If you're a Russian government official leading a press conference, you know it's a bad sign when your otherwise loyally self-censoring press corps is in such disbelief at your announcement that reporters keep asking if it's true. The nightmare came true on Wednesday for the election chair of the ruling United Russia party, who had to explain -- and explain again -- that yes, pop singer Nikolai Rastorguev was going to be a United Russia deputy in the Russian parliament.

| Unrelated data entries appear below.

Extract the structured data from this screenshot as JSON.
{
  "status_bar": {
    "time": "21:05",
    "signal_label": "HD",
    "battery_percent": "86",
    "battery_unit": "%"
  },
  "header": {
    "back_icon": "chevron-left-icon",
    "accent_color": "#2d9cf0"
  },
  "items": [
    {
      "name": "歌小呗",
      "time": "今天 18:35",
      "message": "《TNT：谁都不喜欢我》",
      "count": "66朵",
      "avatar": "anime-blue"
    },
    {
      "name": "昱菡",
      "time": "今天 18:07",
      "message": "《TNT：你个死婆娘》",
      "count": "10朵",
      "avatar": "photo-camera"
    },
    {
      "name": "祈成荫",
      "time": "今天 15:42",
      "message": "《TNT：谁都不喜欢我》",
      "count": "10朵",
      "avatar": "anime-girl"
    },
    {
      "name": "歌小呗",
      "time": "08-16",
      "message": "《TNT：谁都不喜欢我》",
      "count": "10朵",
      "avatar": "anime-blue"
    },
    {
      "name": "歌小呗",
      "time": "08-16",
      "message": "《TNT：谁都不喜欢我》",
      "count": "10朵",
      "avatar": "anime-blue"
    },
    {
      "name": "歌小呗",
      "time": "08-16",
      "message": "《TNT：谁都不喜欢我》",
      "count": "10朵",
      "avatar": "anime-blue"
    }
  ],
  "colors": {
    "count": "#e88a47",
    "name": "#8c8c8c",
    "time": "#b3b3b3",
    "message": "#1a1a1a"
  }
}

Rastorguev is the close-cropped and slightly bloated frontman of Russian pop group Lyubé, which became popular in perestroika days for its gruff, hoodlum-with-a-heart-of-gold quality (the band members came from the working-class Moscow suburb of Lyubertsy, thus the name), its clever lyrics, and its nonchalance toward authority. For nearly 21 years, the band has performed in army tunics and sung jokey songs like, "Stop Fooling Around, America," a half-serious call for the United States to give back Alaska, the video for which is a random soup of Soviet kitsch with Photoshop graphics. (Did Sarah Palin see that one coming from her window?)
Now riddled with liver and kidney problems, Rastorguev has been drifting into the Kremlin's lucrative embrace for years. In 2002, then-president Vladimir Putin mentioned that Rastorguev was his favorite performer and invited the band for an earnest political discussion at his dacha. Then, in 2006, Rastorguev joined Putin's United Russia party, proclaiming, perceptively, that it was the "the only serious political force in the country." The following year, he joined the United Russia ticket for the parliamentary elections in the southern Stavropol region, mostly as a performer at party rallies. Then, a few weeks ago, a Duma seat opened up and Rastorguev, who in 2008 gave Putin a vial of Lyubé cologne, was asked to step in -- partly, observers say, as a "thank you" for all those rally concerts.
But the craziest part of all is that it has ceased to feel unusual. When Rastorguev takes his seat in a few weeks, left vacant by a parliamentarian sent east to Yekaterinburg, he will join a long list of celebrities who have served for United Russia in the parliament during the Putin era. First, there was the raspy strummer Alexander Rozenbaum, who served briefly and with little distinction, followed by the more active, Barry Manilow-esque Iosif Kobzon. The two singers are gone, but over the last three years Putin has replaced them with a bevy of beauties -- a ballerina, a boxer, two gymnasts, and a speed skater -- in a move that's oddly reminiscent of his buddy Silvio Berlusconi's tactic of naming famous busty women, or outright porn stars, to head up Italian ministries. (Notably, the speed skater is now a vice speaker, and one of the gymnasts is Alina Kabaeva, the rhythmic gymnast rumored to be Putin's mistress who recently gave birth to a son she named Dmitry, a name he shares with the current Russian president.)
Now, with Rastorguev's ascendance, the existence of celebrities in the Duma seems to be creating an insane perpetual-motion machine: Responding to stunned journalists at the Wednesday press conference, the United Russia election chair said, "What sensation? Is it so rare for various athletes and artists to become deputies?" Responding in turn to such circular logic, one political scientist joked that the members of Deep Purple -- another Putin favorite -- might be Russia's next parliamentarians.